È solo il primo passo. Al politico, al governante in particolare, è chiesto inoltre di attuare il Giubileo politicamente, col linguaggio, i mezzi e i processi propri della politica e delle istituzioni. Per questo ci vuole una vocazione specifica, che va coltivata e custodita con la dottrina e con l’esperienza. La Chiesa deve fare la propria parte, come ha detto Leone XIV ai vescovi italiani il 17 giugno: “Lì dove le relazioni umane e sociali si fanno difficili e il conflitto prende forma, magari in modo sottile, deve farsi visibile una Chiesa capace di riconciliazione. […] Auspico, allora, che ogni diocesi possa promuovere percorsi di educazione alla nonviolenza, iniziative di mediazione nei conflitti locali, progetti di accoglienza che trasformino la paura dell’altro in opportunità di incontro […]. Ogni comunità diventi una ‘casa della pace’, dove si impara a disinnescare l’ostilità attraverso il dialogo, dove si pratica la giustizia e si custodisce il perdono”.
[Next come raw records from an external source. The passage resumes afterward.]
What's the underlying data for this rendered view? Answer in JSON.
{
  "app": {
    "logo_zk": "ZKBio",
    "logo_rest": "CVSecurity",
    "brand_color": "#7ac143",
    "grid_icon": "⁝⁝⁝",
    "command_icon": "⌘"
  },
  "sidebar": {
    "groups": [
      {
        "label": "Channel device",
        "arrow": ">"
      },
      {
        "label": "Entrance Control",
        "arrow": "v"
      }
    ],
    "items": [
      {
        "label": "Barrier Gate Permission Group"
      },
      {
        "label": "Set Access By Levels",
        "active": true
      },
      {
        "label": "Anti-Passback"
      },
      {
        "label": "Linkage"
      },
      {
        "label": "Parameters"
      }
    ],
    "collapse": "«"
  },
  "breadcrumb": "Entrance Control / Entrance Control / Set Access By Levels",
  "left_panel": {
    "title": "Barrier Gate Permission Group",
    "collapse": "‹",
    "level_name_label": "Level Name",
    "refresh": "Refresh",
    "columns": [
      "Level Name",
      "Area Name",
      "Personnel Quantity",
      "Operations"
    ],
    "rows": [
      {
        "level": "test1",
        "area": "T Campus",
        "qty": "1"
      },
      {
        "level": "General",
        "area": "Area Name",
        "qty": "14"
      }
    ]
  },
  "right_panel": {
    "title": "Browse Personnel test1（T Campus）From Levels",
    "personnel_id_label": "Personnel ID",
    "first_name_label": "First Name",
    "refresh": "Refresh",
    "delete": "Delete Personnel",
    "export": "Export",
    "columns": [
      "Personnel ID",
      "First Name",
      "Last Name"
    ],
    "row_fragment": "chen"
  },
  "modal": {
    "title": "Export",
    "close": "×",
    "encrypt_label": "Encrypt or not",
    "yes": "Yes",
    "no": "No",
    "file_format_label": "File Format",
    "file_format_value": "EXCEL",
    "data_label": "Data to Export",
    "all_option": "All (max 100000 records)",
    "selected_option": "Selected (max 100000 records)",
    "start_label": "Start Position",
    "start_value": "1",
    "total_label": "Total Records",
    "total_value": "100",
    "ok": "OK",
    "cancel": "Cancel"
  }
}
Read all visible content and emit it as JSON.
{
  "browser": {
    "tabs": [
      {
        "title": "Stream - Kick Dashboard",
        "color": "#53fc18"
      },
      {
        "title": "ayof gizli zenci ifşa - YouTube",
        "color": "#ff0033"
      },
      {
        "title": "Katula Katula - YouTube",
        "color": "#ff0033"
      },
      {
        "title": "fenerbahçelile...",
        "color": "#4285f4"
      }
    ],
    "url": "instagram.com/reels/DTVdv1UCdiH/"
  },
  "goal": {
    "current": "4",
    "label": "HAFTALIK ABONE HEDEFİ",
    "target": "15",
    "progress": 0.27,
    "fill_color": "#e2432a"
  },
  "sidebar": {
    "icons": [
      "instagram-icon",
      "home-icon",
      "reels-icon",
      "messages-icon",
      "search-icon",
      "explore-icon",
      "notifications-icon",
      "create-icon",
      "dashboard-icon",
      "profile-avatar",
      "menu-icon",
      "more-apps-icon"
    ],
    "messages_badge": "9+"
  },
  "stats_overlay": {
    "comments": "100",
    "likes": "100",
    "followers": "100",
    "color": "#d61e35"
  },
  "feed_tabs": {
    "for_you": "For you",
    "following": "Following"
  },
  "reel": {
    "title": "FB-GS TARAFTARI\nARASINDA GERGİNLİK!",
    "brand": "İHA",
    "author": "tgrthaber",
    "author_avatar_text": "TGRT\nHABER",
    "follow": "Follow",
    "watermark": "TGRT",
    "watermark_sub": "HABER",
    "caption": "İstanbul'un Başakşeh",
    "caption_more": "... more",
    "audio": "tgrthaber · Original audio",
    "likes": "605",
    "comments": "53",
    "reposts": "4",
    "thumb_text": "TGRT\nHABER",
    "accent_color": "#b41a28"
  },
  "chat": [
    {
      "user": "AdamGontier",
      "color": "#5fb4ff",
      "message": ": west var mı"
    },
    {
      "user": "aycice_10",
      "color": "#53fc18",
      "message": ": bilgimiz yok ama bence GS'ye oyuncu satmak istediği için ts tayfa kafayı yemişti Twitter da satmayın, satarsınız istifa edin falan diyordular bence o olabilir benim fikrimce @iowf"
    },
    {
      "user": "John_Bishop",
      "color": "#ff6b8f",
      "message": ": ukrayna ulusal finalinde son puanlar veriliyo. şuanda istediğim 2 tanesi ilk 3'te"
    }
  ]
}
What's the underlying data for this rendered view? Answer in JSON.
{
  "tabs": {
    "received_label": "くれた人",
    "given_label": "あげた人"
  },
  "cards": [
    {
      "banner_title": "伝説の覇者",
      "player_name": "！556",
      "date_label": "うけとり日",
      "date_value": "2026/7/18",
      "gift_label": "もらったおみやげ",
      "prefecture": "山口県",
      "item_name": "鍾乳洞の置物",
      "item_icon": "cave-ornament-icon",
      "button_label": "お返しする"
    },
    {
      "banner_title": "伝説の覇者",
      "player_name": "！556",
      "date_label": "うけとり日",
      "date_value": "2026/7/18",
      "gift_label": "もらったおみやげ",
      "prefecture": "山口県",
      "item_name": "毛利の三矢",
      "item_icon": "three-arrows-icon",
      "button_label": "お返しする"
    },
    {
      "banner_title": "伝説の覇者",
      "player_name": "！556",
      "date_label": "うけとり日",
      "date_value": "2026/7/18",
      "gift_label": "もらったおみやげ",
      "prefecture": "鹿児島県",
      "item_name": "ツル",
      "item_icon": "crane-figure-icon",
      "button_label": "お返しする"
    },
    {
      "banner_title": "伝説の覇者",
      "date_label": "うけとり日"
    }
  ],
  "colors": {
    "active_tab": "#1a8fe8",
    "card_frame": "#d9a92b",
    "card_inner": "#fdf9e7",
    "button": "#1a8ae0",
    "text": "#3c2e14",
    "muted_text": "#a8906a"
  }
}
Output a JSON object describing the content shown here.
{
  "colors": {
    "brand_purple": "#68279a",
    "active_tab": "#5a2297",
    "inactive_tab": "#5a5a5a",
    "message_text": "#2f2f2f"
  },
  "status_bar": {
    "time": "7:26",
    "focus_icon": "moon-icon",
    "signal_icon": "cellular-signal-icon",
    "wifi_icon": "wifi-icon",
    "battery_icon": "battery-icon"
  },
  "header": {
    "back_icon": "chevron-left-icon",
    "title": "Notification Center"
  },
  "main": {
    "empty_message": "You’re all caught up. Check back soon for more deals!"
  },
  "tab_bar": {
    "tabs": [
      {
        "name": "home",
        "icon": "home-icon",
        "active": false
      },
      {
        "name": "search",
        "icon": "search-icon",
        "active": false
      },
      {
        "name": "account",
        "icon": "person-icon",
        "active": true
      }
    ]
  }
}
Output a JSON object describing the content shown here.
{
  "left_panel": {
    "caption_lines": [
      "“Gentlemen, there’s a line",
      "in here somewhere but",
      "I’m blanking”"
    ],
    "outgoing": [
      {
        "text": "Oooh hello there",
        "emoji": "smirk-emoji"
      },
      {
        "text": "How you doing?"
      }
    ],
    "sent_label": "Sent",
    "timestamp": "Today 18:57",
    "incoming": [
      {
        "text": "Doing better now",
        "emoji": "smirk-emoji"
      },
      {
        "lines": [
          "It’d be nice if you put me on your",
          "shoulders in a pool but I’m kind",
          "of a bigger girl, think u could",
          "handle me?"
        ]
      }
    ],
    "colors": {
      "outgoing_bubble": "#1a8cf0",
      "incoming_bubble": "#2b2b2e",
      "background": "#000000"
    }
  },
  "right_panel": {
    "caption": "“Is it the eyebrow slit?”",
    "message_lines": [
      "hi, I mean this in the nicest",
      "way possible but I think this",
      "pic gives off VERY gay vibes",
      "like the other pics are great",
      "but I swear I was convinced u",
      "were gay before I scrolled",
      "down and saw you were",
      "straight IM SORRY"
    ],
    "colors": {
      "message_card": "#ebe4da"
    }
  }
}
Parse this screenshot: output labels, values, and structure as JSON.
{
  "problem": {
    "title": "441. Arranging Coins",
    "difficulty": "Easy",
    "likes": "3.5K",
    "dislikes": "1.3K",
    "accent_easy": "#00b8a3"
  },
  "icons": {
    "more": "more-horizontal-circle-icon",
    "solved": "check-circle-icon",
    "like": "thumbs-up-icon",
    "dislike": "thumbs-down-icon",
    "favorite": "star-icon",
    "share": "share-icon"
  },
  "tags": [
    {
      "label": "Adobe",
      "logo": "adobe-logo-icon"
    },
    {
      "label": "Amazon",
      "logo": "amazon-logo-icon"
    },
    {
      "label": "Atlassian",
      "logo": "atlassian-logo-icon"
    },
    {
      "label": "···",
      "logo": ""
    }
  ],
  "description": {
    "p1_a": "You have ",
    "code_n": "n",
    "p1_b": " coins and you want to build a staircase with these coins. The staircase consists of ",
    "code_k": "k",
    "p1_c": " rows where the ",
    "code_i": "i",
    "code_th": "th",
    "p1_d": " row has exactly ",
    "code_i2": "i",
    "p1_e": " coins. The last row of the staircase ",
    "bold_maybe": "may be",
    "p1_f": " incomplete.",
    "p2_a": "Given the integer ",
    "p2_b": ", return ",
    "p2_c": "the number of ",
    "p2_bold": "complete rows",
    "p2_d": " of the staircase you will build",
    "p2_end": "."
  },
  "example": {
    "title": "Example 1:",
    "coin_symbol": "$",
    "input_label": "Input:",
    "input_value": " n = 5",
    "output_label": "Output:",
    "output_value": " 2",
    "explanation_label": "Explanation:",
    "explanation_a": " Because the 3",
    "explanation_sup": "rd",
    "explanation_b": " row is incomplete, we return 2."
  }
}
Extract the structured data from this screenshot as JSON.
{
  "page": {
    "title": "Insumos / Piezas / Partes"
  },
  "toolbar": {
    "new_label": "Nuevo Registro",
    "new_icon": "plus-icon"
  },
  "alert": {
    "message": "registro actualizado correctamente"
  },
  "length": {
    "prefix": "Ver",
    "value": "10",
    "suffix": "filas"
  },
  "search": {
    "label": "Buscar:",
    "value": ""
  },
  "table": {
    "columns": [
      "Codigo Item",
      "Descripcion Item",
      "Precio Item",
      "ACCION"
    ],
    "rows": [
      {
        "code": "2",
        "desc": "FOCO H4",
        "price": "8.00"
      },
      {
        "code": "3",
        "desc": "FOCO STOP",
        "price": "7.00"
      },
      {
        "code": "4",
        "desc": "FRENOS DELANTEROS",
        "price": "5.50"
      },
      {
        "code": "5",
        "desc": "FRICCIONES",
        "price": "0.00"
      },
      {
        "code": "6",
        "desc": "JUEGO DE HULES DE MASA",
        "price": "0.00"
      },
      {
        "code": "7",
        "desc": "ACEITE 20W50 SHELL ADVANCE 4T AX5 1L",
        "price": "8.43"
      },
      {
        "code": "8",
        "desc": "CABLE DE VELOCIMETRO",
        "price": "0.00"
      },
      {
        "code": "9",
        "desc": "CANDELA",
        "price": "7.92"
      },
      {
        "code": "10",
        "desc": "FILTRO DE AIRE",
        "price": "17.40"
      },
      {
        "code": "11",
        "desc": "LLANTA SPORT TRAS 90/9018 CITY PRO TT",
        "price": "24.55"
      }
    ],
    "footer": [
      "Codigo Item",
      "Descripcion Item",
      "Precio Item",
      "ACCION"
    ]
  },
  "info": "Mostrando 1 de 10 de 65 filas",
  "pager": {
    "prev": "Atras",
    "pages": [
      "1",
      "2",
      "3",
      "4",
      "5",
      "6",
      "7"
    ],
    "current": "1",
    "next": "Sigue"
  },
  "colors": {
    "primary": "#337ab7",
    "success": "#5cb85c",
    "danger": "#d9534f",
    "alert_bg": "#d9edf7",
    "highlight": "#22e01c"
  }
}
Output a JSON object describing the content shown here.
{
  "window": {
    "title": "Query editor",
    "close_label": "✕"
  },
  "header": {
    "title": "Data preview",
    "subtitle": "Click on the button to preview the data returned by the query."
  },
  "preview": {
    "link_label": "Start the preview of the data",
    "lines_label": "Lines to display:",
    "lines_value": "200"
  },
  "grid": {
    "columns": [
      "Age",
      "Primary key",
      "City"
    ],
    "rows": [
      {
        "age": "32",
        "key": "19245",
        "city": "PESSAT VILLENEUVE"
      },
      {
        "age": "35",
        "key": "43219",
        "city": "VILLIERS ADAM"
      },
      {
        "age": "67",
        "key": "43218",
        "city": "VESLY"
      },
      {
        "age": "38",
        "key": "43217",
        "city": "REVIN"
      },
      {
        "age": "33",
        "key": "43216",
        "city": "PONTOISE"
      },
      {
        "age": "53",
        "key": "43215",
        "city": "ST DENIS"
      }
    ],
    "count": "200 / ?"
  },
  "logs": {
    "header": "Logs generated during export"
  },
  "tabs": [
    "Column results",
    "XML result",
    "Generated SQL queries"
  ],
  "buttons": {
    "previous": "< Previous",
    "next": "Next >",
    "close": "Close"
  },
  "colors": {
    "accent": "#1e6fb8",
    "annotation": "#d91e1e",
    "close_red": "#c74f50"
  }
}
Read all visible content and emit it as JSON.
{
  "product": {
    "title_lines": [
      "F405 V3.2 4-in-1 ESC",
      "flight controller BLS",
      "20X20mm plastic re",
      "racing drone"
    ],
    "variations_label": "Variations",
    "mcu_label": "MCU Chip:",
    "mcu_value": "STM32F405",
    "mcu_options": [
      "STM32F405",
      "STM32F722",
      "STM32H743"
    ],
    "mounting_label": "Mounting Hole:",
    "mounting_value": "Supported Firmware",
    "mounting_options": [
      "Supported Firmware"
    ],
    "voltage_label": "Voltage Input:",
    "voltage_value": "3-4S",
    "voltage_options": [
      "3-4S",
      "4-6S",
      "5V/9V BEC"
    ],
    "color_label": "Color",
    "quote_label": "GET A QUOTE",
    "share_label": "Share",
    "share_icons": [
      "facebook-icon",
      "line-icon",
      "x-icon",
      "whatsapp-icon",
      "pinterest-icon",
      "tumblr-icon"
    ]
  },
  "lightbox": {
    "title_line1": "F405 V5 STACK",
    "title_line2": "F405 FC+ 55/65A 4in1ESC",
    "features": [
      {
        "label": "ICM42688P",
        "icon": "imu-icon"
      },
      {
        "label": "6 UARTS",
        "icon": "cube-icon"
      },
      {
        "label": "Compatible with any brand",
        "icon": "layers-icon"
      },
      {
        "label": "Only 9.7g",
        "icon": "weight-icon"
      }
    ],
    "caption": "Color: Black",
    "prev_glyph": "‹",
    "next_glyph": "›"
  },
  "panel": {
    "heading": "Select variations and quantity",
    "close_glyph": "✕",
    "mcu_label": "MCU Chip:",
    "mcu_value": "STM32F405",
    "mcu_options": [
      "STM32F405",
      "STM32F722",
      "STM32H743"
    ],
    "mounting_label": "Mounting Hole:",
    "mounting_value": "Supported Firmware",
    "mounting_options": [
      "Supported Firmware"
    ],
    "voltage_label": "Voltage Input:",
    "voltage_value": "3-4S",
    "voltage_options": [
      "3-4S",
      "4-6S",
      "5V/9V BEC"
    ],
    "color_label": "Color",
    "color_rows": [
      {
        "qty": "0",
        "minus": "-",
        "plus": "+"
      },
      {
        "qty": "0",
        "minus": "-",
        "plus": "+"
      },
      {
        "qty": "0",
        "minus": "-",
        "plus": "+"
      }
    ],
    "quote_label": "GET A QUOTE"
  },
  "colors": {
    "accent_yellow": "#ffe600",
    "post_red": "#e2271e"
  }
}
Ma tutto il resto spetta alla scelta di coloro che hanno una vocazione politica: che tipo di governante voglio essere? Anche ai nostri giorni non mancano i governanti che prendono quotidianamente decisioni terribili giustificandole con un autoproclamato mandato divino, senza avvedersi di tornare, in tal modo, alla logica nazista del “Dio è con noi”. Al di fuori di questa condizione di paranoia, nel mondo delle persone che vivono nella realtà, la relazione con Dio è sempre anche orizzontale: si misura con il rispetto e la misericordia che gli umani praticano gli uni verso gli altri. E troviamo questa concezione, che potremmo chiamare “governo del bene”, fin dall’antichità indoeuropea, come ci insegnano gli studiosi di linguistica. Il “rex” latino (come il “rajan” indiano e il “rix” celtico) aveva il compito di “regere fines”, cioè – spiega Emile Benveniste nel suo classico “Vocabolario delle istituzioni europee” – di “tracciare le frontiere in linea retta”, in riferimento alla delimitazione dello spazio sacro di un tempio o di una città; in questo senso, “rex” si riferisce al sovrano come guida, che detiene una conoscenza, che traccia la via da seguire, che conosce e conserva l’identità di un popolo e protegge lo spazio in cui vive. Questa figura del re come garante della prosperità del suo popolo si diffonde in gran parte dell’area indoeuropea occidentale. Pensiamo alla parola anglosassone “Lord” (Signore), che viene da hlāford (hlaf, pane), poi hlāf-weard, “guardiano del pane”; da parte sua, “Lady” viene da hlaef-dīge, “colei che lavora il pane”.
La storia e la tradizione ci trasmettono dunque due linee che si contrastano e si alternano attraverso i millenni. E il Giubileo, che oggi compie il suo percorso accompagnato da notizie quotidiane di distruzioni e violenze, ripropone ai governanti, ma anche a tutti noi, una scelta antica e nuova: essere i re della spada e della fame, o i re dell’aratro e del pane?